Mekanisme ini sebenarnya bertentangan bahkan pelanggaran terhadap aturan, akan tetapi Bawaslu bersama KPU dapat memaklumi ini karena berada di posisi tidak normal, sehingga perlu ada pembatasan terhadap pemasangan gambar tertentu.
“Kami pernah bertemu warga yang sudah Coklit, sebagian stiker ditempel dalam rumah, ada juga hanya disimpan, mereka menghindari persoalan di negara orang,” bebernya.
Pendataan pemilih bagi warga bermukim di luar teritorial wilayah Indonesia, tidak mungkin harus sesuai aturan, jangan sampai hal bersifat teknis prosedural dan administratif mengalahkan hak substansi warga Indonesia dalam mendapatkan hak politiknya.

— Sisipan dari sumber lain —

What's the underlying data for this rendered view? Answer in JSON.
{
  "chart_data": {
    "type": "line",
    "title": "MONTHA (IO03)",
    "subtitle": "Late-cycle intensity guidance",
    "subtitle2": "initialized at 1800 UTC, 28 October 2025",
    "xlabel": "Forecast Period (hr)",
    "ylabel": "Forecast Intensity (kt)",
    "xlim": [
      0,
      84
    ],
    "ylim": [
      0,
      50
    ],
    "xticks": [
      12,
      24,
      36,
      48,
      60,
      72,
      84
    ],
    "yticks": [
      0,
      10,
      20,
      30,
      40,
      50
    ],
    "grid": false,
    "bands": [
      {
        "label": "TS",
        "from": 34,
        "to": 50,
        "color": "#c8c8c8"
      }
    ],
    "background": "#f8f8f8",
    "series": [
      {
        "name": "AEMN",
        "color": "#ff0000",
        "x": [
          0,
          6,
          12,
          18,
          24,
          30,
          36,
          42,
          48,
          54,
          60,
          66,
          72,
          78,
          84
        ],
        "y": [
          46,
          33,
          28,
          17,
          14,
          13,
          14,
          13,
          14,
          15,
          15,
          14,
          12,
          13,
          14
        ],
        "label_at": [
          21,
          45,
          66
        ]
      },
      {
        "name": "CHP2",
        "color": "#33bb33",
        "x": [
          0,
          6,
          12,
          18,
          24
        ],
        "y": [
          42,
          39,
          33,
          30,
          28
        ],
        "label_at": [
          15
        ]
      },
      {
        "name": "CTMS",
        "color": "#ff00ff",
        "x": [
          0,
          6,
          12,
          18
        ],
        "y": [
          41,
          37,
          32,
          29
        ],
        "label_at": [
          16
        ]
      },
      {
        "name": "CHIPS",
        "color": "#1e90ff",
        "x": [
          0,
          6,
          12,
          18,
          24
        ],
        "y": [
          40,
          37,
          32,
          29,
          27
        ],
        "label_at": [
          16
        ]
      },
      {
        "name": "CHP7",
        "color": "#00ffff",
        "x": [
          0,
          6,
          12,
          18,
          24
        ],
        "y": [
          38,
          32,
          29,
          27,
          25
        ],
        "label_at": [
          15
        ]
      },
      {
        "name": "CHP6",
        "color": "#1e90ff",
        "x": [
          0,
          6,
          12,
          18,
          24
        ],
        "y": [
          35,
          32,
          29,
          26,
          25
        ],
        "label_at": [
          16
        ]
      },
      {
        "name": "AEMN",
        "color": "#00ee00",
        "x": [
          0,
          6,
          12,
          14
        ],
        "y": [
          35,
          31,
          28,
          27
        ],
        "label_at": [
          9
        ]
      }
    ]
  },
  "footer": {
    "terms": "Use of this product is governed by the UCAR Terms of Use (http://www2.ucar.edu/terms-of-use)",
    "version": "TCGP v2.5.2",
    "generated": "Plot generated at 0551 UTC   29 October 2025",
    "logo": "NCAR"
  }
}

Kebijakan dalam penerapan aturan Coklit perlu dilakukan dalam rangka menyelamatkan hak politik seseorang, sebab jika keberadaan orang-orang tersebut tidak di data, maka dapat berpotensi masalah ketika warga itu menuntut hak politiknya.
“Bahaya kalau tidak di data, kita takutnya nanti mereka datang waktu hari pencoblosan Pilkada meminta hak politiknya. Mereka berhak memilih karena memiliki KTP dan Kartu Keluarga,” jelasnya.
Yusran meminta petugas Pantarlih sebisa mungkin mendata semua penduduk Indonesia yang berhak mendapatkan hak memilih, soal nantinya datang atau tidak menyalurkan hak memilihnya di hari pencoblosan urusan warga itu sendiri.
Jika tahapan Coklit telah terlaksana dengan baik, tinggal tugas KPU dan Bawaslu untuk mensosialisasikan dan mendorong partisipasi masyarakat menggunakan hak politiknya pelaksanaan Pilkada serentak 2024.